Further, she was a priestess of Vesta, and for that reason the gods were bound to wreak greater vengeance upon the Romans for her sacrilege than upon the Trojans for the adultery of Paris. The ancient Romans buried alive any Vestal priestesses caught in adultery, although they never punished by death other women guilty of the same crime. Thus, they inflicted severer penalties on what they regarded as the desecration of the shrines of the gods than on the violation of the marriage bond among men.

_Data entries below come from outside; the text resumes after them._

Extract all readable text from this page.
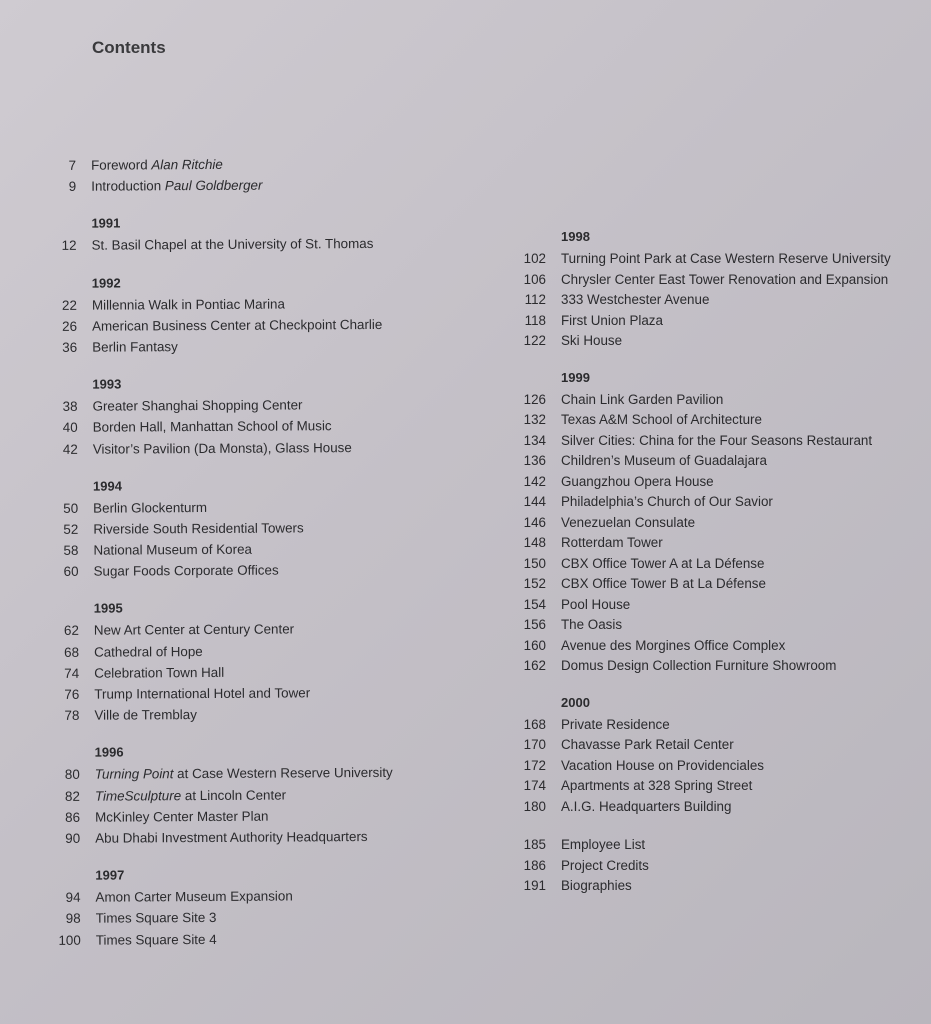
Contents
7 Foreword Alan Ritchie
9 Introduction Paul Goldberger
1991
12 St. Basil Chapel at the University of St. Thomas
1992
22 Millennia Walk in Pontiac Marina
26 American Business Center at Checkpoint Charlie
36 Berlin Fantasy
1993
38 Greater Shanghai Shopping Center
40 Borden Hall, Manhattan School of Music
42 Visitor’s Pavilion (Da Monsta), Glass House
1994
50 Berlin Glockenturm
52 Riverside South Residential Towers
58 National Museum of Korea
60 Sugar Foods Corporate Offices
1995
62 New Art Center at Century Center
68 Cathedral of Hope
74 Celebration Town Hall
76 Trump International Hotel and Tower
78 Ville de Tremblay
1996
80 Turning Point at Case Western Reserve University
82 TimeSculpture at Lincoln Center
86 McKinley Center Master Plan
90 Abu Dhabi Investment Authority Headquarters
1997
94 Amon Carter Museum Expansion
98 Times Square Site 3
100 Times Square Site 4
1998
102 Turning Point Park at Case Western Reserve University
106 Chrysler Center East Tower Renovation and Expansion
112 333 Westchester Avenue
118 First Union Plaza
122 Ski House
1999
126 Chain Link Garden Pavilion
132 Texas A&M School of Architecture
134 Silver Cities: China for the Four Seasons Restaurant
136 Children’s Museum of Guadalajara
142 Guangzhou Opera House
144 Philadelphia’s Church of Our Savior
146 Venezuelan Consulate
148 Rotterdam Tower
150 CBX Office Tower A at La Défense
152 CBX Office Tower B at La Défense
154 Pool House
156 The Oasis
160 Avenue des Morgines Office Complex
162 Domus Design Collection Furniture Showroom
2000
168 Private Residence
170 Chavasse Park Retail Center
172 Vacation House on Providenciales
174 Apartments at 328 Spring Street
180 A.I.G. Headquarters Building
185 Employee List
186 Project Credits
191 Biographies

Here is another instance. If the crimes of mortals angered the gods so much that, when offended by the act of Paris, they abandoned Troy to destruction by fire and sword, then the murder of Romulus’ brother should have incensed them against the Romans—and much more than the deception of a Greek husband did against the Trojans. Surely, fratricide in a newly founded state should have provoked them more than adultery in a state already established in power. Moreover, it is irrelevant whether Romulus ordered the murder, or committed it with his own hand—as many boldly deny, or doubt in shame, or dissemble in sorrow. I need not delay, therefore, in examining in detail testimonies of many writers already verified. One thing is certain: Romulus’ brother was slain neither by open enemies nor by strangers.
Whether Romulus himself committed the murder or merely ordered its commission, the fact is that he was more fully master of the Romans than Paris was of the Trojans. Why, then, did the seducer of another man’s wife kindle the wrath of the gods, while the murderer of his own brother begged for the Romans the protection of the gods? If that crime was not committed by Romulus directly or indirectly, it still cried aloud for vengeance, and, since the whole state treated it as a light matter, the whole state committed the crime. Thus, the state slew not merely a brother, but, even worse, a father. The one brother was as much the founder of the state as the other; when one was removed by the crime, the other was thereby barred from becoming ruler.
I do not think there is any way of telling for what guilt Troy deserved to be abandoned by the gods and come to ruin, or for what good Rome deserved to become their abode and be set on the road to prosperity. Perhaps it was because the gods fled in defeat and betook themselves to the people they were to dupe and mislead. Or, better, they remained on the site of Troy to deceive the new settlers, according to their custom, while here in Rome, having greater scope for lying tricks, they were given greater honors and glory.